Earl Sweatshirt - Some Rap Songs

by Robbie Apps-Hoare

In recent years, Earl Sweatshirt has become something of an enigma. Bursting on to the scene with Odd Future in the early 2010s, he dropped the cult classic mixtape Earl before delivering his critically acclaimed debut album Doris in 2013. Then, 2015 saw the arrival of the dark and ethereal sophomore effort I Don’t Like Shit, I Don’t Go Outside, again a standout hip hop record of that year. Yet, in the past 3 years, Earl has become known as one of rap’s most elusive figures, taking cues from his former bandmate Frank Ocean by making his musical offerings few and far between. With the long awaited Some Rap Songs, however, he has cemented his legacy and taken yet another step forward into iconic territory.

 

One could hardly blame Earl for his sporadic appearances as of late. January 2018 saw the death of two of his closest relatives, his father – South African poet Keorapetse Kgositsile – and his uncle Hugh Masekela – also a musician. Worse still, Earl was a close friend and collaborator of rapper Mac Miller, who also passed away this summer. No one would have blamed Earl for taking this heavy load of personal tragedies as an opportunity to dip out of the music scene and recuperate. Instead, he pressed forward with the record his fans have been salivating for all year.

 

Some Rap Songs, however, is not a cookie cutter “tragedy album”. There is no sense that Earl simply hopped in the booth to spill his emotions in a raw state, as some might have expected. Rather, the album feels like an exploration into anxiety and emotional struggle that warps and shifts in unexpected directions. The overwhelming theme of the album is one of minimalism and controlled chaos. The album title itself reflects a mood that this is perhaps intended to be a simplistic or off-hand project, merely a collection of tracks and sounds that Earl has worked on for the past couple of years.
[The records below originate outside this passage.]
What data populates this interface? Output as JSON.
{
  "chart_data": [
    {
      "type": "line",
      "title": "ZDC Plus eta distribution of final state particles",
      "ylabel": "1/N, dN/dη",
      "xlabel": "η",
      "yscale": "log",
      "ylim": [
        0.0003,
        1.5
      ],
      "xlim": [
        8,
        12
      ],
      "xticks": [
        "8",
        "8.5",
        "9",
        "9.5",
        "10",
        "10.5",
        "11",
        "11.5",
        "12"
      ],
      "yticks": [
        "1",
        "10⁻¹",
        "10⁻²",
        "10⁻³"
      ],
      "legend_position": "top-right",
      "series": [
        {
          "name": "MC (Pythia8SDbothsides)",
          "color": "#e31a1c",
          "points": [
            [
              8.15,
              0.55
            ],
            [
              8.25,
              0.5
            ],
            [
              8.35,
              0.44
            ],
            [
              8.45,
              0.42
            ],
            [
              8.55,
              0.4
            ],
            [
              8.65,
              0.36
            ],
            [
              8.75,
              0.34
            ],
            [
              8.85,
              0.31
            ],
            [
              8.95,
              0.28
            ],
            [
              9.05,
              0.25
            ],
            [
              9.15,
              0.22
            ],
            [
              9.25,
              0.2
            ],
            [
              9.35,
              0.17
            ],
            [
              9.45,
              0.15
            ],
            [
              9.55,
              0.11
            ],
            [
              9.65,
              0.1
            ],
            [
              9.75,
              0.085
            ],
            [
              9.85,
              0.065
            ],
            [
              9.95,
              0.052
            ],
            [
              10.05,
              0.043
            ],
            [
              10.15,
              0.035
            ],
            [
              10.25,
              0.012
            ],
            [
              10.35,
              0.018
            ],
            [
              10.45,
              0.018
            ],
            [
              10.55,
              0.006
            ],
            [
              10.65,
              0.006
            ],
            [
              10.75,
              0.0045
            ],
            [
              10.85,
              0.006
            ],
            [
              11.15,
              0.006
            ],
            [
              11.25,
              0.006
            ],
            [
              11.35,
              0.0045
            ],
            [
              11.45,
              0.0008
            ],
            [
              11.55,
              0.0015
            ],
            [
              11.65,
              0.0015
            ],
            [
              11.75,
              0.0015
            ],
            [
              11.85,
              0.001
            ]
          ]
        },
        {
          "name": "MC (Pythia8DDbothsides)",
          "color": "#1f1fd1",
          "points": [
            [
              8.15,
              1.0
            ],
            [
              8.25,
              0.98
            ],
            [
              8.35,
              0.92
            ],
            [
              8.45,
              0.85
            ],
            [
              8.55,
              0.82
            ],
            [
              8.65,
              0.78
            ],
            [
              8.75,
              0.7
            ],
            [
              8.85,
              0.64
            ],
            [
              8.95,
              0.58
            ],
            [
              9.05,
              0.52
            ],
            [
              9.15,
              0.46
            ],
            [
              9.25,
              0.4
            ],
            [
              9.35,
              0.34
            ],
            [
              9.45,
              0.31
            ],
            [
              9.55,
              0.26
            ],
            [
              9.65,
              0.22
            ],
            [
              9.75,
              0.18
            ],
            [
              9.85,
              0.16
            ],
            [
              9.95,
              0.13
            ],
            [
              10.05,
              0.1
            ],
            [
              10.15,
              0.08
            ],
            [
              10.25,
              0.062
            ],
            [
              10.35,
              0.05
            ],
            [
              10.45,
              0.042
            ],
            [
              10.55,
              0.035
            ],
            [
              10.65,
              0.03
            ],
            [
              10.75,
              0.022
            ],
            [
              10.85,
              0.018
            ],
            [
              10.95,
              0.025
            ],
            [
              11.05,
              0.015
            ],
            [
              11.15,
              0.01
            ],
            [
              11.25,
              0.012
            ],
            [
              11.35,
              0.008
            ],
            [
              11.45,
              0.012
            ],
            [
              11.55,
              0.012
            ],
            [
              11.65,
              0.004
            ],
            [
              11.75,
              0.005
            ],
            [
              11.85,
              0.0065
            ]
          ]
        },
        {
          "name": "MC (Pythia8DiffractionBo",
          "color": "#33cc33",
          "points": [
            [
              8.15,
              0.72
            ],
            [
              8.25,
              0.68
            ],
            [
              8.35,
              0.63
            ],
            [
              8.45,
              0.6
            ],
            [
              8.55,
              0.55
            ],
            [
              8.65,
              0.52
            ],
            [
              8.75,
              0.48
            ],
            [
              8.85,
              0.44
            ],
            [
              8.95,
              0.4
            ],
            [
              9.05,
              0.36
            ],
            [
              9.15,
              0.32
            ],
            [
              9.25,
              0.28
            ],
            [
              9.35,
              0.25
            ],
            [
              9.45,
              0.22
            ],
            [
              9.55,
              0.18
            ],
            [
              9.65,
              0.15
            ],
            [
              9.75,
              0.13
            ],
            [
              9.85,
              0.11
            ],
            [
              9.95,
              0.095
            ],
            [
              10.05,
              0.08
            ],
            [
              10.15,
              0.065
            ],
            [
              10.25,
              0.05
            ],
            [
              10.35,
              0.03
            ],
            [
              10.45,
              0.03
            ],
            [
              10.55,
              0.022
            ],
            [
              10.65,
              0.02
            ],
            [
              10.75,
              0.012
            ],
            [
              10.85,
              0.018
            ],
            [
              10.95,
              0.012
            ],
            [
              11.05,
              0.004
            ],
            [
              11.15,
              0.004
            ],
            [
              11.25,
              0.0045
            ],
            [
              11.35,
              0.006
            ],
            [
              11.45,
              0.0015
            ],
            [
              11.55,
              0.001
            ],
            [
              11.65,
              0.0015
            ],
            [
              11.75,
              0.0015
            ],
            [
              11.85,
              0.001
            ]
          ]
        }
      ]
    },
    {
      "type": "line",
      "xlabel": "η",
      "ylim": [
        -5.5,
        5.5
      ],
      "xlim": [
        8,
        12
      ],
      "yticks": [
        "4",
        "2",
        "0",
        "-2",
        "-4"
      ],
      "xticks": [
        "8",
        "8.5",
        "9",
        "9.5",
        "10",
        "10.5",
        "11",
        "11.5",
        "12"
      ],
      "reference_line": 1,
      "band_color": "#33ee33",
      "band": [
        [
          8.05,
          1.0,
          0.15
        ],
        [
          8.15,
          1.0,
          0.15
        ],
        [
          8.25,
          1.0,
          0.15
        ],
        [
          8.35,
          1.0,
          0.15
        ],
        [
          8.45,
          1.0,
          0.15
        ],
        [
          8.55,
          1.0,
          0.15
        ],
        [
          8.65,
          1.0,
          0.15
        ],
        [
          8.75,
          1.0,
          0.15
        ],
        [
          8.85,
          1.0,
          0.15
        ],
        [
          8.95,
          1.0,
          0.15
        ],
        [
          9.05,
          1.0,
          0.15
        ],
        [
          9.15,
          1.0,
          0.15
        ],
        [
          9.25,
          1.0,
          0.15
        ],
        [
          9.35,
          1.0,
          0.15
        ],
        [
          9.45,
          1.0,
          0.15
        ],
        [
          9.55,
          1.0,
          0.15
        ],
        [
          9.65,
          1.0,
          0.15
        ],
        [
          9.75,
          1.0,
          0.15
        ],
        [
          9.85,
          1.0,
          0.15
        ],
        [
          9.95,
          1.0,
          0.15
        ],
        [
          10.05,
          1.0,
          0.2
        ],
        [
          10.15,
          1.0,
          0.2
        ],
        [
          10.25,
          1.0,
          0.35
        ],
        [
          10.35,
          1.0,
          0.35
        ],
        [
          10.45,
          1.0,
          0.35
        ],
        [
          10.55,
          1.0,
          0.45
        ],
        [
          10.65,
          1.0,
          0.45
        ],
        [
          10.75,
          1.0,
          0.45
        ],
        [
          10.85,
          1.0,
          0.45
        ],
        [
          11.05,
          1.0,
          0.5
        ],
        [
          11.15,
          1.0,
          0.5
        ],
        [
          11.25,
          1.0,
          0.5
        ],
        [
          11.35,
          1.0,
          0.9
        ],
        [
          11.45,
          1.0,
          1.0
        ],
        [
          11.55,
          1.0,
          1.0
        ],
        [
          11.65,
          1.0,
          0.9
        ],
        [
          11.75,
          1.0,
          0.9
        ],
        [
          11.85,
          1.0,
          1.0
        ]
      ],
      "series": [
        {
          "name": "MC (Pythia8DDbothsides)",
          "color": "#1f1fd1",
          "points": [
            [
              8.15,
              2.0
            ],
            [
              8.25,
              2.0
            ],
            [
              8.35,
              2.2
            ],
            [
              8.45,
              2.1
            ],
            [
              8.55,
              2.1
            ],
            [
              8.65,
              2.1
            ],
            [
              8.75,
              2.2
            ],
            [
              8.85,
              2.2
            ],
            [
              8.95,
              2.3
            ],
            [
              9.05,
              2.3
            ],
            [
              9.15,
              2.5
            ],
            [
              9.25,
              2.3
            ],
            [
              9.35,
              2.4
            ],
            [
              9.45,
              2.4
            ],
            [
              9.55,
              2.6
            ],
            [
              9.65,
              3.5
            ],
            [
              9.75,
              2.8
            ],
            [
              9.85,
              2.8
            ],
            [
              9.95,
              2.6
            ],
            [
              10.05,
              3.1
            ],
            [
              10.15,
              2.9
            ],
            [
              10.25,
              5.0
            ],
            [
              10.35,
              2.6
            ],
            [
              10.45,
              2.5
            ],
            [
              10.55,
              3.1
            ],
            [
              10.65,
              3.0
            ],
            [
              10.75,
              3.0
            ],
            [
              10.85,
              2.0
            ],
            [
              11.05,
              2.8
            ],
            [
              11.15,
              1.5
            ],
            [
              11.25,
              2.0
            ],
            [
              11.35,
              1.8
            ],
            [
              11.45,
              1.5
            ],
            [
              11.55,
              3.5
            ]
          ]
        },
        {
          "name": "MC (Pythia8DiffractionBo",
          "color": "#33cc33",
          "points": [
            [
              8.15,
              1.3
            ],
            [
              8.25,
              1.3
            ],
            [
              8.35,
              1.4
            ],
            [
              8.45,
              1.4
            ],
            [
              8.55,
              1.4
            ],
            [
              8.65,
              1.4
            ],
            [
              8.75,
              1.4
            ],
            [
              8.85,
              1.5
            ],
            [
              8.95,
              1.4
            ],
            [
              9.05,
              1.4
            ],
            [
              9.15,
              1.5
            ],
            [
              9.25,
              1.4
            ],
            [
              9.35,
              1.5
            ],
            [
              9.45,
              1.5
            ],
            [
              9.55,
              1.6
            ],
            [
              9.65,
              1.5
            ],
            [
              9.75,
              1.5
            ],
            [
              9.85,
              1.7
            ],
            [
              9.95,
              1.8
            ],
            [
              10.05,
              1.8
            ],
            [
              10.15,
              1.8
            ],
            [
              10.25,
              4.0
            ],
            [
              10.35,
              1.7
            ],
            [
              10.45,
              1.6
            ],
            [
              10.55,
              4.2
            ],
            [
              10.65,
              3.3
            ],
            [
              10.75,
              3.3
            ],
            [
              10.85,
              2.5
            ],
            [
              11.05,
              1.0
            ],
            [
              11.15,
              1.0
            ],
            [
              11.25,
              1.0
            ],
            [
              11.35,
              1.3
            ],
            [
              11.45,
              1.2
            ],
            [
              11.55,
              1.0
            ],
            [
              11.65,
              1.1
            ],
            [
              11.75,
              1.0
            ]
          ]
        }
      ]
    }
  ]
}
The album cover, too, looks as if it was snapped by Earl in about two seconds on an iPhone’s front-facing camera. There are 15 tracks, but most don’t reach two minutes in length, and the longest doesn’t even reach three. This feels in part as if it could be a reaction to the trend of overlong and bloated albums in hip hop. While chart toppers like Drake and the Migos have become known for dropping projects with the length of feature films, Earl’s Some Rap Songs at 24 minutes can easily be listened to casually in one sitting. One could go as far as to describe Earl Sweatshirt as “the thinking fan’s rapper”, throwing streaming numbers and sales success to the wind in favour of whipping up short but incisive records.

 

Indeed, there is almost nothing else that sounds like Some Rap Songs on the scene today. Lead single Nowhere2go is an avant-garde earworm, built upon a truly mind-boggling beat that sounds more like a sound collage of random moans, keys and puncturing percussion than it does a hip hop instrumental. Earl’s rapping on the track is even more slurred and monotone than his standard fare. By all metrics, it should be an alienating song, and yet it somehow finds itself stuck in your head as if it were a pop ballad. The Mint, featuring the almost unknown Navy Blue, is probably the closest thing that the album has to a traditional rap song, with Earl sporting a more energetic flow and a swagger that makes it sound like the track could feature on the soundtrack for an old school gangster movie.

 

Most of the album, though, is comprised of short, experimental pieces, with many tracks being built upon soul samples that are twisted and reshaped by Earl to suit the nervous mood of the project. On the opening track Shattered Dreams, his flow is almost off beat, and the sample drones on abrasively. Red Water, meanwhile, is surprisingly soothing in a melancholy manner. The centrepiece of the record, one could argue, comes towards the end with the track Playing Possum, featuring no lyrics from Earl but instead a speech from his mother and distant readings from his father, both of whom are fully credited as artists. Keorapetse Kgositsile, who in his life was the Poet Laureate of South Africa, has undoubtedly been a profound influence on Earl and in particular on this album, and his words seeping through the cracks here sound like words of wisdom from beyond the grave, comforting his son. The final track Riot also nods towards Earl’s family, being written entirely by his late uncle Hugh Masekela and included essentially as a tribute. Listening to these two tracks, the turmoil that must have surrounded the creation of this album becomes clear, and this only makes its brilliance all the more impressive to witness.

 

What Some Rap Songs does prove is that Earl Sweatshirt is most certainly not in the music business for clout or fame. Nor is he, like his old mentor Tyler the Creator, interested in pursuing melody and pop songwriting in any traditional sense. Some may be disappointed to have waited over 3 years for an album that is less than half an hour long, but this record is so dense and forward-thinking that it does more than many rap albums do in double or triple the running time. Some Rap Songs is a statement of intent. It is perhaps not a future classic, but one gets the sense that this forms part of a framework or blueprint for Earl Sweatshirt’s future career, as he graduates fully from being known as “one of the guys from Odd Future” to being known as a radical and exciting artist in his own right.